De Elmo Valencia: “Sus personajes favoritos: Cristo y el Che
Guevara. Cuando le leímos el Diario del Che en Bolivia lo que más le
conmovió fue que el Che hubiera tenido que comer carne de caballo.
En cuanto a Cristo, creía firmemente en la resurrección”.
De Eduardo Escobar: “Nadie sabe hasta dónde es natural el
milagro. Luis Ernesto fue el vástago último y predilecto del
Nadaísmo, y, como este movimiento, hijo predilecto de los muertos de
la Violencia.

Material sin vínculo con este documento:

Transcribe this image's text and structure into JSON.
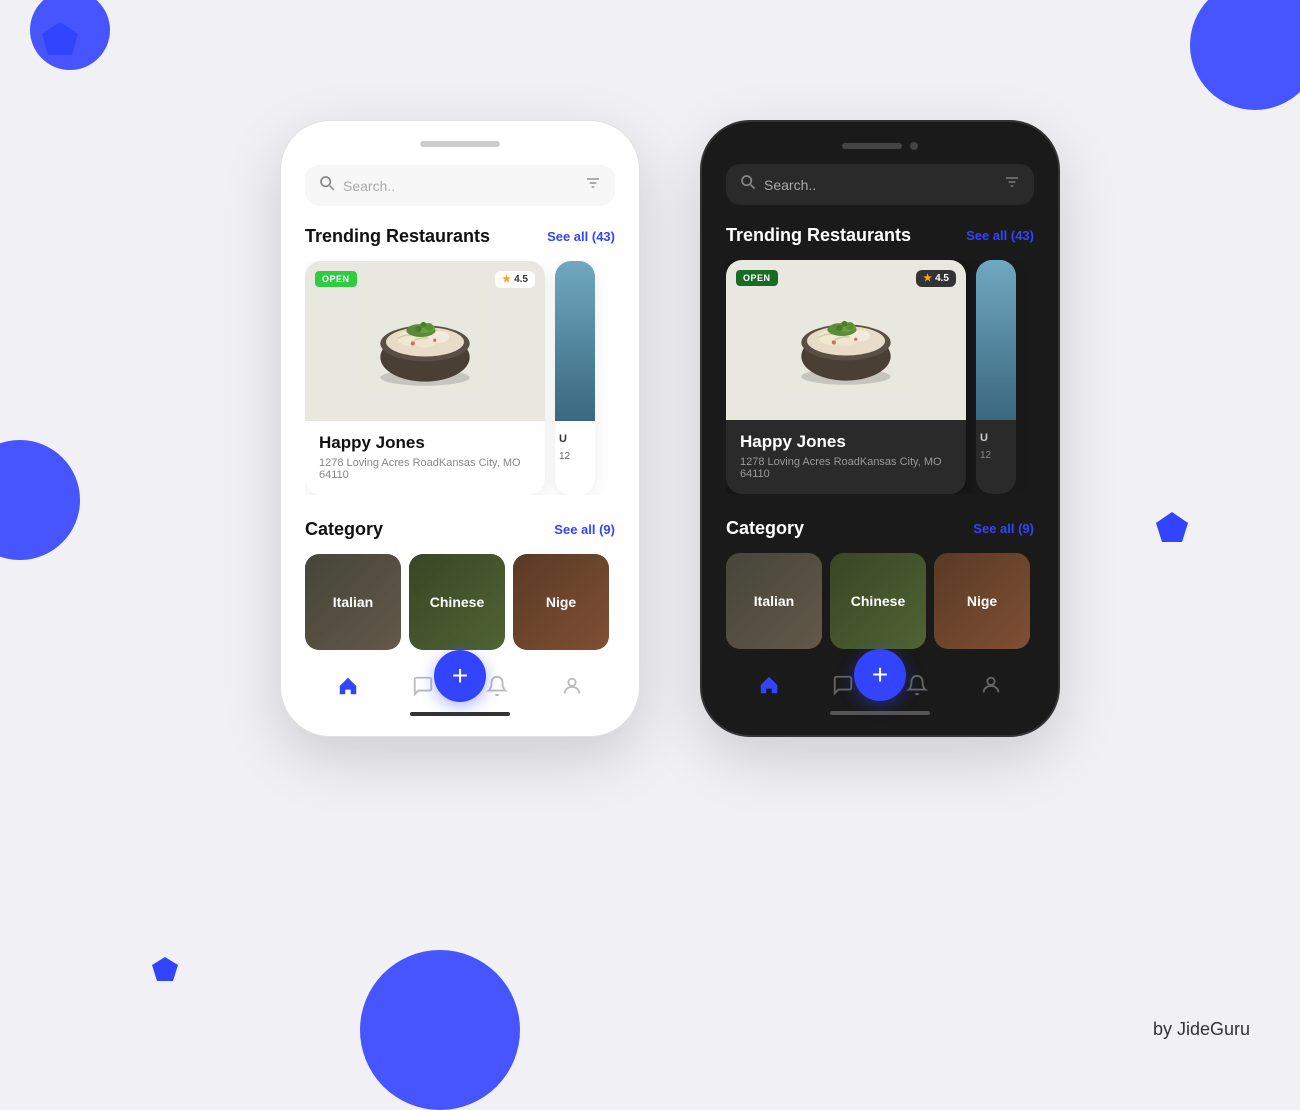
{
  "page": {
    "bg_color": "#f0f0f5",
    "accent_color": "#3344ff"
  },
  "watermark": "by JideGuru",
  "light_phone": {
    "search_placeholder": "Search..",
    "trending_title": "Trending Restaurants",
    "trending_see_all": "See all (43)",
    "category_title": "Category",
    "category_see_all": "See all (9)",
    "restaurant": {
      "badge_open": "OPEN",
      "rating": "4.5",
      "name": "Happy Jones",
      "address": "1278 Loving Acres RoadKansas City, MO 64110"
    },
    "categories": [
      {
        "label": "Italian"
      },
      {
        "label": "Chinese"
      },
      {
        "label": "Nige"
      }
    ],
    "nav_items": [
      "home",
      "chat",
      "add",
      "bell",
      "person"
    ]
  },
  "dark_phone": {
    "search_placeholder": "Search..",
    "trending_title": "Trending Restaurants",
    "trending_see_all": "See all (43)",
    "category_title": "Category",
    "category_see_all": "See all (9)",
    "restaurant": {
      "badge_open": "OPEN",
      "rating": "4.5",
      "name": "Happy Jones",
      "address": "1278 Loving Acres RoadKansas City, MO 64110"
    },
    "categories": [
      {
        "label": "Italian"
      },
      {
        "label": "Chinese"
      },
      {
        "label": "Nige"
      }
    ],
    "nav_items": [
      "home",
      "chat",
      "add",
      "bell",
      "person"
    ]
  }
}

Lo afirmaba él cuando me contaba que “no le tenía
miedo sino a la bala”.
Armando Romero: “repasabas tus libros con avidez / y cazabas en tu
red de iniciadas células las imágenes que más tarde / iban a
iluminar como cocuyos en tu boca, en tus labios”.
De Jotamario: “Sus primeros recuerdos se perdían por un túnel
en un tren de pasajeros donde viajaba sin tiquete. Lo descubrieron,
el inspector hizo parar la máquina y lo dejaron en la vía. Fue su
primer asombro -contaba- cuando a los pocos kilómetros recorridos
caminando sobre un riel, encontró el tren descarrilado”.